Nach seinem Debüt Philip und die anderen, das 1955 bei seinem Erscheinen in den Niederlanden sofort zu einem Erfolg geworden war, und dem zweiten Roman Der Ritter ist gestorben, der 1963 zwiespältigere Reaktionen hervorgerufen hatte, legte Nooteboom siebzehn Jahre lang keinen neuen Roman mehr vor. Dem Schriftsteller Jan Brokken gegenüber begründete Nooteboom dies so: „Ich wusste, dass ich mit Leichtigkeit noch ein Buch wie ‚Philip und die anderen‘ schreiben konnte, aber eine innere Stimme warnte mich, dass das nicht der Sinn der Sache sei und dass ich folglich auf eine andere Art mein Brot verdienen müsse.“[1]
Während dieser Zeit reiste Nooteboom viel, neben verschiedenen europäischen Zielen auch nach Afrika, Asien, Japan und Bolivien. Seinen Lebensunterhalt verdiente er als Journalist und Reiseschriftsteller, außerdem veröffentlichte er Gedichte. Nach Ablauf dieser Zeit bereitete es ihm dagegen nach eigener Aussage kaum Mühe, Rituale niederzuschreiben: „Ich schrieb das Buch, als würde ich mich daran erinnern; ich hatte es äußerst gründlich vorbereitet, weil ich im Laufe der Jahre Hunderte von Aufzeichnungen gemacht und viel gelesen hatte.“[2]
Das Buch erschien schließlich im 48. Lebensjahr seines Autors. Laut Rüdiger Safranski betrachtet Nooteboom es als sein Opus magnum, das ursprünglich wesentlich umfangreicher geplant war. Unter anderem erschien 1981 die Novelle Ein Lied von Schein und Sein, die ursprünglich als Teil des Romans angelegt war.[3]

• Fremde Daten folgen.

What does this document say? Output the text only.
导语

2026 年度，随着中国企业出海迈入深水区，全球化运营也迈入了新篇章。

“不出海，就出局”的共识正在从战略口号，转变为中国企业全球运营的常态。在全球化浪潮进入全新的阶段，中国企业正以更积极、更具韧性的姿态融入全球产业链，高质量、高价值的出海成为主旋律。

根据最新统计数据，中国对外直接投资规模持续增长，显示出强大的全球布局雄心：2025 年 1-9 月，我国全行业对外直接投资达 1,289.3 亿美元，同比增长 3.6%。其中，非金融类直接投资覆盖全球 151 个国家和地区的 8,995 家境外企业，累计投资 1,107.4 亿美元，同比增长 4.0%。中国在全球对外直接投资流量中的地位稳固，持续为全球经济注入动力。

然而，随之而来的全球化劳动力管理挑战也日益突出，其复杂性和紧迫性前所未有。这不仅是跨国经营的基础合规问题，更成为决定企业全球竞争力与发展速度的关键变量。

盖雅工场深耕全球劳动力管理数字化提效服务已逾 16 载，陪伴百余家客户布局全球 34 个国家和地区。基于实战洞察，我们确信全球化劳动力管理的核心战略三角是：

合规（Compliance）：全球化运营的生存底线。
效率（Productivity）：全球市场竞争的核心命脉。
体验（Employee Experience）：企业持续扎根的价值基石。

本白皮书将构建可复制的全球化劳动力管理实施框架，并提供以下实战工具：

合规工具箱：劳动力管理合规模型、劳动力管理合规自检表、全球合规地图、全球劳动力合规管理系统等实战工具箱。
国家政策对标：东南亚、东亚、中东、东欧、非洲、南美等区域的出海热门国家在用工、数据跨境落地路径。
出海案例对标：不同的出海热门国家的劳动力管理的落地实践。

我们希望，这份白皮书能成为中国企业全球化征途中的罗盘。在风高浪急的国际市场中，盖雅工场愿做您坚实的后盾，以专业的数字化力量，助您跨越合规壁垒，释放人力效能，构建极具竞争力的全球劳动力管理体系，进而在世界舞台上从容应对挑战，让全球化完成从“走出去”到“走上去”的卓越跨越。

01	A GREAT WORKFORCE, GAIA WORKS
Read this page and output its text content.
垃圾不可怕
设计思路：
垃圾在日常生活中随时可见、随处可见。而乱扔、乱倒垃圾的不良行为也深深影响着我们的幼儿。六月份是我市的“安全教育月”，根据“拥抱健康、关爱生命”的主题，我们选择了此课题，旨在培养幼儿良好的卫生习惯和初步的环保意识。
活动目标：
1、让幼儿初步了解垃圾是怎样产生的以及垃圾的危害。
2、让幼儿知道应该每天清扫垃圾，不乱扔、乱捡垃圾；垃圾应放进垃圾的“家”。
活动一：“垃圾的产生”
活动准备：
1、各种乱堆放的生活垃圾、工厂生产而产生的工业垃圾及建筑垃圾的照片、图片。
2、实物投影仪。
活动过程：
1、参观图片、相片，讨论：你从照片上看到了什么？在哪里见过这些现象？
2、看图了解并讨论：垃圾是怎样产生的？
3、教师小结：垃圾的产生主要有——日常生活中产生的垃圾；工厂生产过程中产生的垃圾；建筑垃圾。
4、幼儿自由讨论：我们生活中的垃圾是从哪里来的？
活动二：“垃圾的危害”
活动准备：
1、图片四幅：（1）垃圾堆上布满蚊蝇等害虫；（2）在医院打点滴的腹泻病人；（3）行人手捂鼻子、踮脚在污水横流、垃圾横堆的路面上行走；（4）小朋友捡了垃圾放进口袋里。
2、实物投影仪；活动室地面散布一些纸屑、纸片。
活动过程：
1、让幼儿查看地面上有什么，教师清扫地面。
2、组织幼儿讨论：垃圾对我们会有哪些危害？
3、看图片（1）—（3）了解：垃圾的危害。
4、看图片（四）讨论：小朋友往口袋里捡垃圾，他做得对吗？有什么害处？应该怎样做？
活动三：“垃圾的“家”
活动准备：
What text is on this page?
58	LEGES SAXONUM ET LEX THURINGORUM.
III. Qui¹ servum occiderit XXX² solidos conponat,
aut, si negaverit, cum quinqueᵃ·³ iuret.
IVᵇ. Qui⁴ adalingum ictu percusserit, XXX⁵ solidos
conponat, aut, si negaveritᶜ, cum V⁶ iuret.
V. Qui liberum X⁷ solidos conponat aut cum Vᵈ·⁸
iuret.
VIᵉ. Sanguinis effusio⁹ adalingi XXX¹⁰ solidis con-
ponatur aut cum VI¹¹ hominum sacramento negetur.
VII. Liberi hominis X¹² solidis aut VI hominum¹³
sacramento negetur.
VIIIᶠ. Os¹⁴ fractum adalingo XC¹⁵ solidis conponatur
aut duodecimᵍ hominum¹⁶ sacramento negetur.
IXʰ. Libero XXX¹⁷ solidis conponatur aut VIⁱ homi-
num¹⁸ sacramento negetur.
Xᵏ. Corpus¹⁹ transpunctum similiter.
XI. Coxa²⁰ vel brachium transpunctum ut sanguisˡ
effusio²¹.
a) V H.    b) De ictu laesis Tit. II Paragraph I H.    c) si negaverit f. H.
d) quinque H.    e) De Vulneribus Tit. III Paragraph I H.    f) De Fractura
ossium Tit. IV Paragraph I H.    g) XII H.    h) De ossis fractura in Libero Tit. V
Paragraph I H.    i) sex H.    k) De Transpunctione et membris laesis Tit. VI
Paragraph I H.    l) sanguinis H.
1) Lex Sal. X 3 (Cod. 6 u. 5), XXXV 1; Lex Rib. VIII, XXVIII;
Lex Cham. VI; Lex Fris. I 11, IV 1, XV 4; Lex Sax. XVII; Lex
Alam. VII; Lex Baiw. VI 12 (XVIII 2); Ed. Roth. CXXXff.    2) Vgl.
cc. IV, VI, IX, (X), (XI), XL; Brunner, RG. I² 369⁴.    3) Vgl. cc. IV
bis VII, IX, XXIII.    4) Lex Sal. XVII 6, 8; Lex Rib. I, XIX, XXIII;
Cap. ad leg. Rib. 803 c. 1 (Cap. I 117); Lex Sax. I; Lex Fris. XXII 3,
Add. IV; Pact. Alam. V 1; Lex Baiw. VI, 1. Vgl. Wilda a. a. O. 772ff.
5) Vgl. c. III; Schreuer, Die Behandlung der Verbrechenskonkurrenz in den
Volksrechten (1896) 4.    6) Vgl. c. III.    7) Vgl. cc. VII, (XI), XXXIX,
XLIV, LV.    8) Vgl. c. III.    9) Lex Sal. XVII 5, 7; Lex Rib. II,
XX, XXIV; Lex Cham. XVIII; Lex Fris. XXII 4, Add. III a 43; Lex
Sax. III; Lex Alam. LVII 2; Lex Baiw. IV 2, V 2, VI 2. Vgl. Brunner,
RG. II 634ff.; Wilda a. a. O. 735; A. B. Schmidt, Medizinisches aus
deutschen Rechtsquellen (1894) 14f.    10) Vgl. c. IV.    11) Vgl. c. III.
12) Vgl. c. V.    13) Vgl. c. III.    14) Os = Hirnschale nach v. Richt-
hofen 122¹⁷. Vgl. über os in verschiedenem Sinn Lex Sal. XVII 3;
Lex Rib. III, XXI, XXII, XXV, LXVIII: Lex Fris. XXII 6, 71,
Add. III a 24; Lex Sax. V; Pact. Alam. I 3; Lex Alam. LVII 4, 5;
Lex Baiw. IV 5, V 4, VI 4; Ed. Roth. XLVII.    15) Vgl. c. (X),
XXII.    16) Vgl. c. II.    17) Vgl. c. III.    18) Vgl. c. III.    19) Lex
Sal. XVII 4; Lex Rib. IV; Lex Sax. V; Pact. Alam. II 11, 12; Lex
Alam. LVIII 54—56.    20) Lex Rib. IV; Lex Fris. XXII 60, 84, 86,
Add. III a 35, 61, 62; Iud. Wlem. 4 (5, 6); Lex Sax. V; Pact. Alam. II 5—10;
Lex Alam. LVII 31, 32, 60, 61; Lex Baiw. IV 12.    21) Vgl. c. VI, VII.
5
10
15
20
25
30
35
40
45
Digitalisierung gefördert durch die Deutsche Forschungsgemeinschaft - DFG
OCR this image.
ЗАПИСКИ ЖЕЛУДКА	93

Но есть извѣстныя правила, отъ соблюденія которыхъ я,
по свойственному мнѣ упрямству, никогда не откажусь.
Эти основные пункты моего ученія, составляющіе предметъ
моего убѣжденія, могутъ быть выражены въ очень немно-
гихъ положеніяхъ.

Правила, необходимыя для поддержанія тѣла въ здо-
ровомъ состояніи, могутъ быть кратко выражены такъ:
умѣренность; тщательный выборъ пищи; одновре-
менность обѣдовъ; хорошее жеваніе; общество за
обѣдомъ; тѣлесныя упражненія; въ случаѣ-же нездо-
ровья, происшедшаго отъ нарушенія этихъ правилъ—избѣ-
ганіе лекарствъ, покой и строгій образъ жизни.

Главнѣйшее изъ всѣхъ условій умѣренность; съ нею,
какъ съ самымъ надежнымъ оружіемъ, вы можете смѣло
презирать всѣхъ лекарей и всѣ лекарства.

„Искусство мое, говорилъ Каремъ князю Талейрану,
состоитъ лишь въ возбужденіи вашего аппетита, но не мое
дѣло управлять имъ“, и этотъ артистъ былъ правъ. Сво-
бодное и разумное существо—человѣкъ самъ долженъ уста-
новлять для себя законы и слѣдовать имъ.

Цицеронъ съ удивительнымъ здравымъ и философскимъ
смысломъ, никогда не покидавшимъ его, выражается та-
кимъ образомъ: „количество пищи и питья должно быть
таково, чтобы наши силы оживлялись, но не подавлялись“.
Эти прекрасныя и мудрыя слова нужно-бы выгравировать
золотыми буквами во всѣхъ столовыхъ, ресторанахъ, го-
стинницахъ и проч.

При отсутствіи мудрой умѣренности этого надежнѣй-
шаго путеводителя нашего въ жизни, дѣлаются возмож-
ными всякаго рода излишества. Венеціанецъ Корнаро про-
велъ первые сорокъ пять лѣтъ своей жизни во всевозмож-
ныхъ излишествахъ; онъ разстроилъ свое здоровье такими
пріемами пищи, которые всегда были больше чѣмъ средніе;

Der relativ kurze Roman (etwa 200 Seiten) erzählt in der dritten Person aus Sicht des Protagonisten Inni Wintrop die Geschichten zu drei Selbstmorden: Im ersten der drei nicht chronologisch geordneten Teile wird geschildert, wie der dreißigjährige Inni 1963 einen Selbstmordversuch überlebt, nachdem seine Frau Zita ihn verlassen hat. Der zweite Teil beschreibt, wie Inni 1953 Arnold Taads kennen lernt, einen Freund seiner Tante Thérèse, der ihm für einige Jahre den früh verstorbenen Vater ersetzt. 1960 kommt Taads jedoch bei einem Unfall in den Alpen ums Leben, dessen Umstände auf einen Selbstmord hindeuten. Schließlich begegnet Inni 1973 in Amsterdam Arnolds Sohn Philip Taads, der seinen Vater nie gekannt hat. Philip spart, vom Zen-Buddhismus fasziniert, sein ganzes Leben lang für eine kostbare Raku-Teeschale. Als er sie endlich besitzt, zertrümmert er sie und ertränkt sich in einer Gracht.
Der erste, etwa 20 Seiten umfassende Abschnitt beginnt mit der Feststellung, dass Inni Wintrop, Aktien- und Gemäldehändler sowie Autor von Horoskopen, Selbstmord begangen hat. Es folgt eine Rückblende auf die achtjährige Beziehung zu seiner Frau Zita. Obwohl das Paar ein ausgeprägtes Sexualleben führt, hat Inni ständig wechselnde Affären, von denen Zita nichts wissen will. Erst als Inni darauf besteht, ein gemeinsames Kind abtreiben zu lassen, distanziert sie sich zunehmend von ihm und verlässt ihn schließlich wegen eines italienischen Fotografen. Sturzbetrunken erhängt Inni sich daraufhin im eigenen WC, erwacht jedoch am nächsten Morgen mit dem gerissenen Strick um den Hals.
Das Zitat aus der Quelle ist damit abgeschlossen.